The F102A apo structure 10 and the F102A-vanadyl-CADA structure 11 are in another new space group, P21212, therefore MR was used for phasing. Chain A of the refined apo-Rv0097 structure 1 was used for MR using Phaser-MR52 without modifications to the model. For the F102A apo structure 10, the final MR solution with LLG of 4580.2 and TFZ of 60.4 identified one protomer per ASU. This MR solution was directly used for refinements, first using rigid-body refinement, with 5% of total reflections randomly selected and set aside for the test set (Rfree). Following rigid-body refinement, iterative rounds of positional and individual B-factor refinements were then performed, with manual adjustments in Coot54 against 2mFo-DFc maps contoured to 1.0 σ. To obtain the F102A-vanadyl-CADA structure 11, refined model of the F102A apo structure 10 was used directly for refinement, starting with rigid-body refinement. The test reflection set for F102A apo structure 10 was carried over and used in the refinements for the F102A-vanadyl-CADA structure 11.

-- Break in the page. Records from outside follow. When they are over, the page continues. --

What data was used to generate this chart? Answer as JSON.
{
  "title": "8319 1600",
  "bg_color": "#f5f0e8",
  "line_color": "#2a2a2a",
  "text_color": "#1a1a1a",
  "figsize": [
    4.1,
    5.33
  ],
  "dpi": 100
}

The rest of the CADA- and/or αKG- soaked structures 12, 13, 14 are in the P21 space group as most of the structures reported in this work, but their unit cell parameters are significantly different due to cell expansions caused by large conformational changes. Therefore, to obtain these structures, Chain A of the refined apo-Rv0097 structure 1 was used for MR using Phaser-MR52 without modifications to the model. We started with the 10 mM CADA soak dataset 13. The final MR solution with LLG of 16630.4 and TFZ 38.8 identified 4 protomers in the ASU. This MR solution was directly used for refinements, first using rigid-body refinement, with 5% of total reflections randomly selected and set aside for the test set (Rfree). This test set was carried over and used in refinements of the 5 mM CADA soak structure 12 and the 5 mM CADA- and 5 mM αKG-soak structure 14. Following rigid-body refinement, iterative rounds of positional and individual B-factor refinements were then performed, with manual adjustments in Coot54 against 2mFo-DFc maps contoured to 1.0 σ. To obtain the 5 mM CADA soak structure 12 and the 5 mM CADA- and 5 mM αKG-soak structure 14, refined model of the 10 mM CADA soak structure was used for refinement 13, starting from rigid-body refinement, followed by iterative rounds of positional and individual B-factor refinements and manual adjustments.

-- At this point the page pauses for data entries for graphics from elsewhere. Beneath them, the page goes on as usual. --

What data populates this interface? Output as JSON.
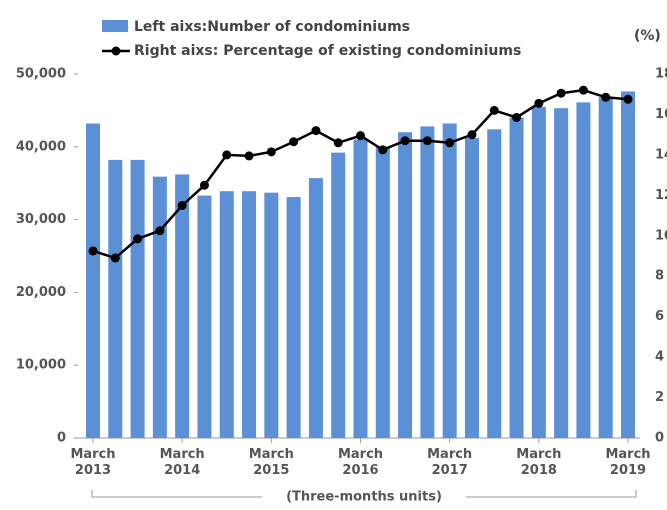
{
  "chart_data": {
    "type": "bar_line",
    "legend": "top",
    "x_label": "(Three-months units)",
    "y2_label": "(%)",
    "categories": [
      "March 2013",
      null,
      null,
      null,
      "March 2014",
      null,
      null,
      null,
      "March 2015",
      null,
      null,
      null,
      "March 2016",
      null,
      null,
      null,
      "March 2017",
      null,
      null,
      null,
      "March 2018",
      null,
      null,
      null,
      "March 2019"
    ],
    "series": [
      {
        "name": "Left aixs:Number of condominiums",
        "type": "bar",
        "color": "#5b8fd6",
        "values": [
          43200,
          38200,
          38200,
          35900,
          36200,
          33300,
          33900,
          33900,
          33700,
          33100,
          35700,
          39200,
          41000,
          40000,
          42000,
          42800,
          43200,
          41200,
          42400,
          44000,
          45500,
          45300,
          46100,
          46800,
          47600
        ]
      },
      {
        "name": "Right aixs: Percentage of existing condominiums",
        "type": "line",
        "axis": "y2",
        "color": "#000000",
        "values": [
          9.25,
          8.9,
          9.85,
          10.25,
          11.5,
          12.5,
          14.0,
          13.95,
          14.15,
          14.65,
          15.2,
          14.6,
          14.95,
          14.25,
          14.7,
          14.7,
          14.6,
          15.0,
          16.2,
          15.85,
          16.55,
          17.05,
          17.2,
          16.85,
          16.75
        ]
      }
    ],
    "ylim": [
      0,
      50000
    ],
    "yticks": [
      0,
      {
        "value": 10000,
        "label": "10,000"
      },
      {
        "value": 20000,
        "label": "20,000"
      },
      {
        "value": 30000,
        "label": "30,000"
      },
      {
        "value": 40000,
        "label": "40,000"
      },
      {
        "value": 50000,
        "label": "50,000"
      }
    ],
    "y2lim": [
      0,
      18
    ],
    "y2ticks": [
      0,
      2,
      4,
      6,
      8,
      10,
      12,
      14,
      16,
      18
    ]
  }
}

A summary of the data collection and refinement statistics for all reported structures can be found in Supplementary Table 1. All structural figures were generated using the PyMOL Molecular Graphics software package (Schrödinger, LLC). Crystallography package was compiled by SBGrid Consortium57.

Computational channel calculations

Channel prediction was performed by MOLEonline58 running MOLE version 2.5 using default parameters and with the atomic coordinates of structure 16, minus the side chain of R122.

Reporting summary

Further information on research design is available in the Nature Portfolio Reporting Summary linked to this article.